FBI's Innocent Images National Initiative Targets Internet Pedophiles
Within the past week, the FBI’s Innocent Images National Initiative executed
the ninth in an ongoing series of nationwide search warrant operations targeting
pedophiles that use Internet groups or chat rooms to transmit and receive graphic
images of children being sexually abused. Over the past few months, 112 search
warrants have been executed in 31 states. This multi-faceted initiative continues
as FBI and U. S. Attorney’s offices across the country prepare additional
warrants and indictments.
This investigation
was launched by Innocent Images investigators assigned to the FBI’s
Baltimore Field Office after a complaint was received from a citizen
in Denmark who had discovered that a certain Internet based group
was being used as a venue to transmit child pornography. Innocent
Images investigators analyzed the information provided by this citizen
and a search warrant was thereafter obtained. When the search warrant
was executed on a residence in the United States, it was discovered
that a father had installed hidden cameras inside his daughter’s
bedroom and bathroom and that he possessed images of child pornography.
This subject, a member of one of these Internet groups, was immediately
arrested. He had been molesting his teenage daughter in addition
to a nine-year-old neighborhood girl. To date, dozens of additional
subjects across the country have been arrested in connection with
this expanding investigation. Those arrested include convicted sex
offenders, child molesters and persons in positions of trust or which
provide them ready access to children such as youth ministers, camp
counselors, public servants and employees of law enforcement agencies.
More importantly, numerous child victims have been identified and
rescued from abusive environments.
During one search,
an entire child pornography production facility was discovered in
the basement of an elected law enforcement official’s house,
complete with multiple web cameras, digital cameras and computer
terminals. This subject had been molesting his 11-year-old stepdaughter
and step-granddaughter. During another search, a police dispatcher
admitted to molesting his younger sister and a niece. In other cases,
one subject admitted to molesting his 12-year-old daughter and his
infant granddaughter; one had been molesting his 13-year-old stepdaughter
and still another admitted to molesting a four-year-old girl. Approximately
25% of the subjects identified through this initiative possess a
criminal history involving sex offenses.
“These kinds
of cases truly represent the most abhorrent type of criminal activity
that we see in law enforcement,” said FBI Cyber Division Assistant
Director Jana Monroe. “While subjects targeted as part of this
initiative may feel that these Internet groups provide a unique opportunity
to anonymously unite with one another to share images and experiences,
the fact is there are no exclusive clubs for pedophiles and there
are no sanctuaries for those who commit these deplorable crimes.

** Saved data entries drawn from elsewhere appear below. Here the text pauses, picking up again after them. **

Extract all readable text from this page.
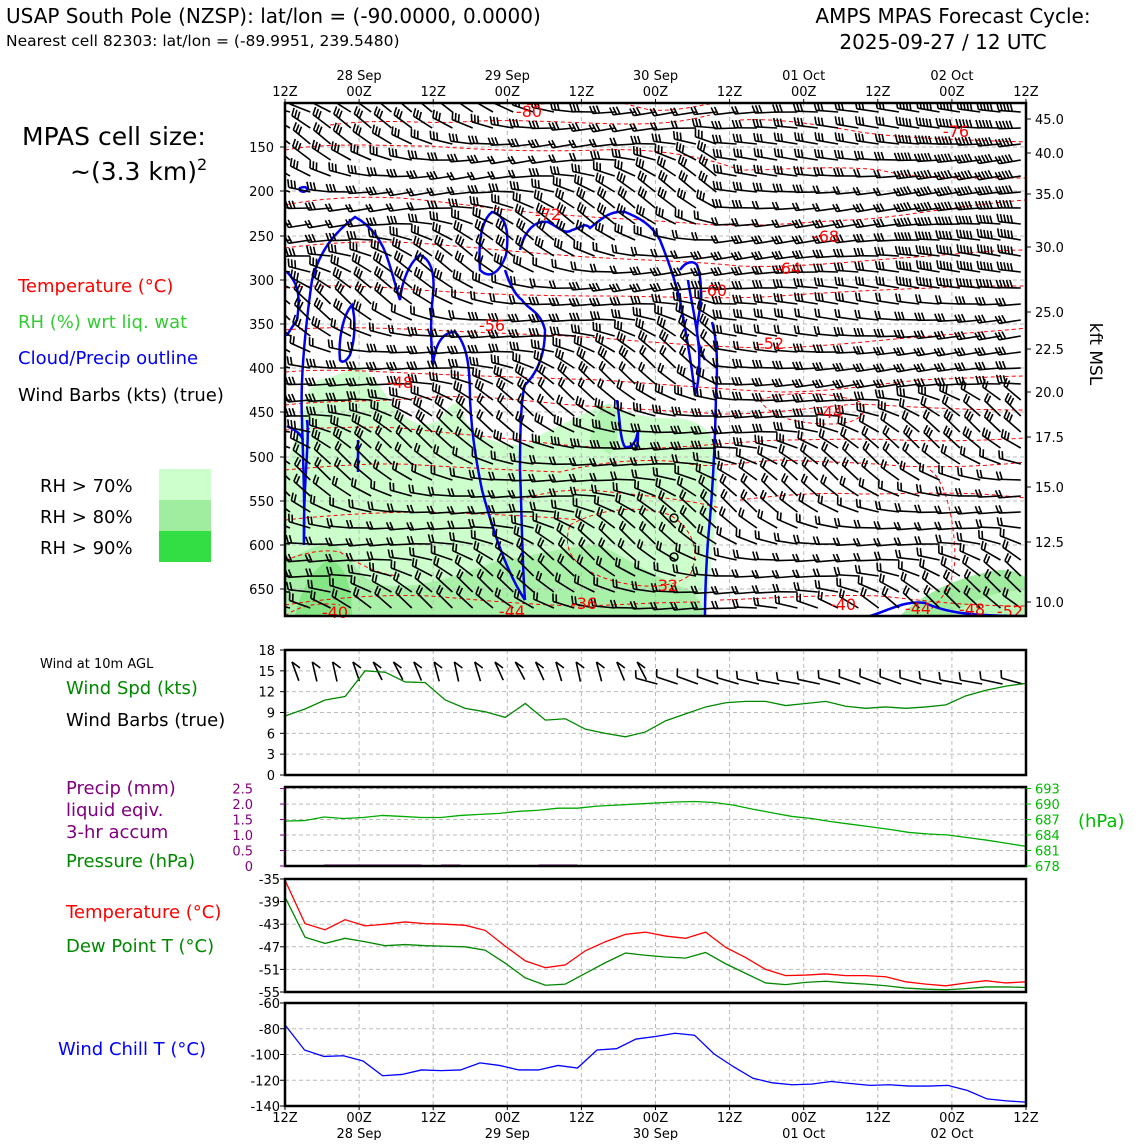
USAP South Pole (NZSP): lat/lon = (-90.0000, 0.0000)
Nearest cell 82303: lat/lon = (-89.9951, 239.5480)
AMPS MPAS Forecast Cycle:
2025-09-27 / 12 UTC
MPAS cell size:
~(3.3 km)$^2$
Temperature (°C)
RH (%) wrt liq. wat
Cloud/Precip outline
Wind Barbs (kts) (true)
RH > 70%
RH > 80%
RH > 90%
-80
-76
-72
-68
-64
-60
-56
-52
-48
-44	-44
-40	-40
-36
-32
-48 -52
-44
150
200
250
300
350
400
450
500
550
600
650
45.0
40.0
35.0
30.0
25.0
22.5
20.0
17.5
15.0
12.5
10.0
kft MSL
12Z	00Z	12Z	00Z	12Z	00Z	12Z	00Z	12Z	00Z	12Z
28 Sep	29 Sep	30 Sep	01 Oct	02 Oct
Wind at 10m AGL
Wind Spd (kts)
Wind Barbs (true)
18
15
12
9
6
3
0
Precip (mm)
liquid eqiv.
3-hr accum
Pressure (hPa)
2.5
2.0
1.5
1.0
0.5
0
693
690
687
684
681
678
(hPa)
Temperature (°C)
Dew Point T (°C)
-35
-39
-43
-47
-51
-55
Wind Chill T (°C)
-60
-80
-100
-120
-140
12Z	00Z	12Z	00Z	12Z	00Z	12Z	00Z	12Z	00Z	12Z
28 Sep	29 Sep	30 Sep	01 Oct	02 Oct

We will continue to work aggressively with the Child Exploitation
and Obscenity Section, in the Criminal Division of the Department
of Justice, U.S. Attorney’s offices and our law enforcement
partners throughout the world to identify and prosecute those who
engage in the exploitation of our children.”
The cases related
to this initiative are aggressively prosecuted under Title 18, United
States Code, Sections 2251 and 2252 - Production, Transmission and
Possession of Child Pornography, in addition to state and local sexual
assault, molestation and other crimes against children statutes.